Борис Мисюк - Час отплытия стр 9.

Шрифт
Фон

Борис Мисюк - Час отплытия

Саша поет, перебирая струны гитары с потемневшей, в царапинах и трещинах декой.

Саша ходит на судах-рефрижераторах за тихоокеанской треской и сельдью, минтаем и скумбрией. Раньше жил "на западе" (так называют дальневосточники всю европейскую часть Союза), работал на. Черном море.

- Я больше был в рейсах, чем на берегу, - говорит он, кладя гитару на подоконник. - Черное море, ясно, не океан, но там снуешь, как челнок, по расписанию. Крымско-Кавказская линия, или, как ее одесситы прозвали, - "крымско-колымская", - ни в море, считай, ни дома. - Вот я взял отпуск за два года и - ну, говорю себе, путешествовать будем! Друзей моих раскидало после мореходки по всем морям-портам… Короче, побывал в Ленинграде (с Аничкова моста часа три не сходил), в Мурманске северное сияние посмотрел, бродил с парнями по знаменитой Соломбале в Архангельске, слушал концерты Магомаева и Кристалинской в Москве. Сам написал две песни, - Саша, пряча смущение, кивнул гитаре, как другу, - это уже по пути сюда, на Дальний, на Камчатку.

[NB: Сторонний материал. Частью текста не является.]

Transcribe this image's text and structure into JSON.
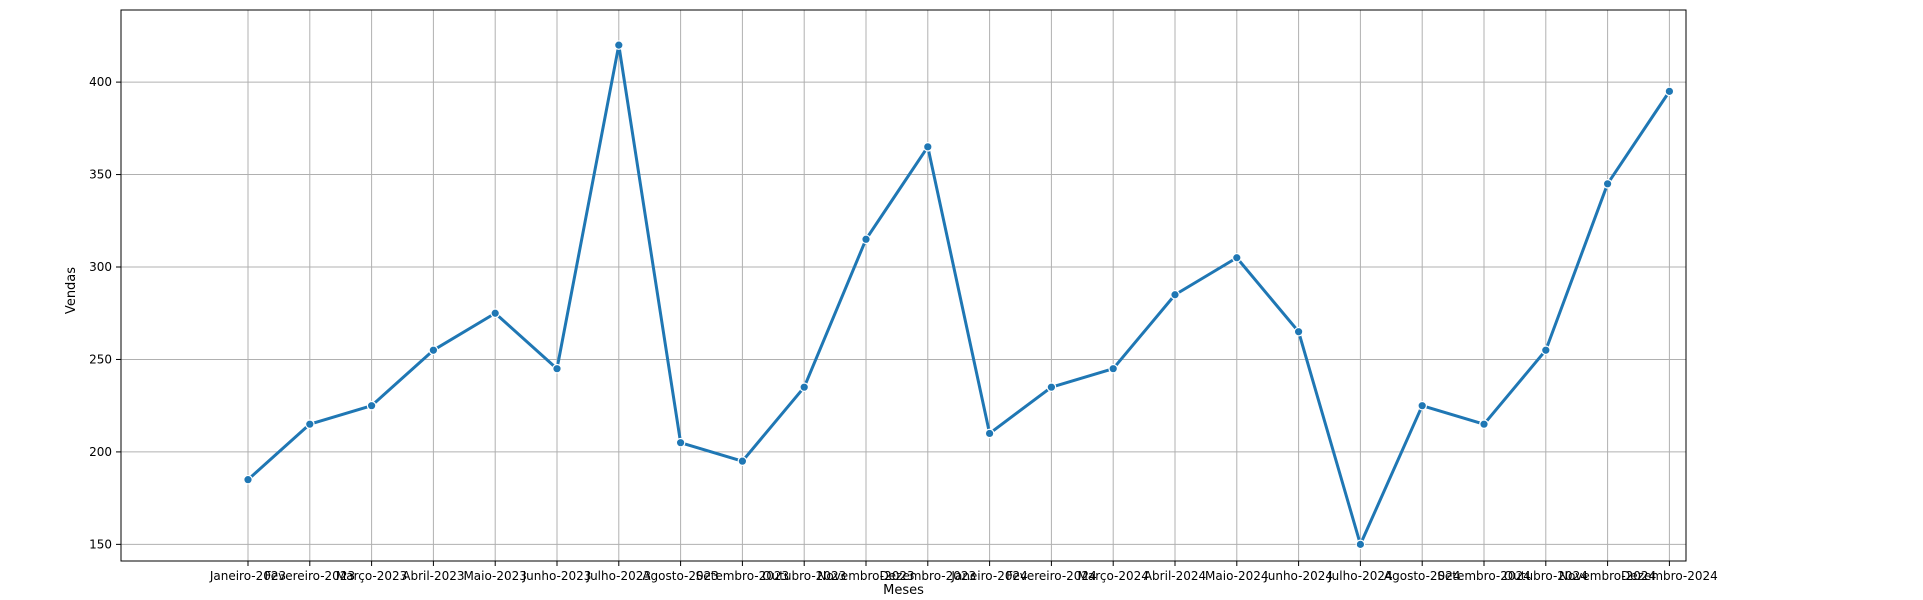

Отличный парняга в Петропавловске живет. Чуть не остался у него… Короче, только здесь, во Владивостоке, остановился - понял, что излечился наконец от тоски по Афалине…

Он замолк.

- А кто это? - не удержался я.

- Первая моя любовь, - Саша сказал это светло, и все же чувствовалось - тяжелый вздох, подавленный и готовый вырваться, засел в его груди. - Потом когда-нибудь расскажу… Может быть… Короче, я на Черном ведь из-за нее остался, меня там больше ничего не держало. Вот так… Ну, а здесь уже вдохнул океан, увидел, как туман валами ходит по сопкам, сам по ним полазил - да и возвращаться не стал…

* * *

Уже вечерело, а я спал от безделья, когда Саша вернулся из "конторы", как называл он управление рефрижераторного флота. В отделе кадров пусто, резерва никакого, и потому ему дали лишь десять дней отгулов. А он второй год без отпуска. Пришел чуточку выпивши, в глазах - покорность, и принес большую бутылку портвейна, завернутую в газету.

- Вставай, Сумитомо, - невесело сказал он, придумав мне прозвище по названию популярной здесь марки японского подъемного крана, потому что вчера, когда мы знакомились, я назвался крановщиком. - Вставай, мой друг Сумитомо, сейчас "гудеть" будем, плясать будем, а смерть придет - помирать будем. Вставай. Нельзя спать на закате… Так мама моя говорила…

Саша совсем не похож на суровых рыбаков, живущих в межрейсовой гостинице. Наверное, океан не успел еще просолить его так, как их. Лицо Саши отливает более светлой бронзой. Такие лица бывают у спортсменов. Молодость и мужество нивелируют возраст, и восемнадцатилетнего уже не назовешь мальчишкой, а в двадцать восемь он еще молод для "дяди".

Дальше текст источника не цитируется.